No one would refute educational theory (and later practice) and subject material competence combine to define the best teachers. But in math and science, the demand leans toward subject material competence. Except for the brightest, mastering math and (physical) science requires hard mental work. Too few want to do this.

Basic competence in educational theory and subject mastery is measured by Praxis exams, so it is not entirely a guessing game about who measures up and who doesn't. Still, the fact is too few students become qualified to teach math and science at whatever level of competence. This is why "outsiders" are being considered as "substitutes". These "fake teachers" can fill the gap the small number of fully qualified math and science teachers leave. I do not think in this manner anyone's job is threatened.

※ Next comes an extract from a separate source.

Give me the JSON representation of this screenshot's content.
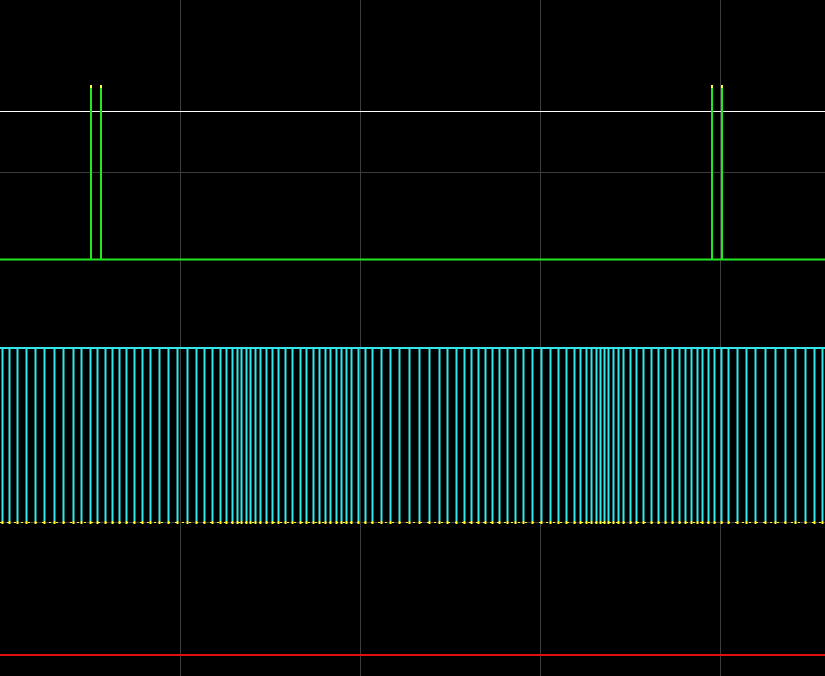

In Kansas, there is an alternative path toward teacher qualification that entails taking six education courses to cover the basics. Sure there likely is to be a transitional period where teaching inexperience might weigh heavily on the "pretender," but this transition is more likely to succeed than the alternative of having a mathematically and scientifically illiterate person try to teach difficult material he or she never learned in the first place.

Lastly, Lowry is right in asserting teaching makes its own special demands no other profession does. These practitioners need to be a jack of all trades, as well as (at least) master of one, and the process of gaining professional competence is "a tough row to hoe."

Anyone who has done this deserves our admiration and acclaim. No profession (other than possibly nursing) deserves more.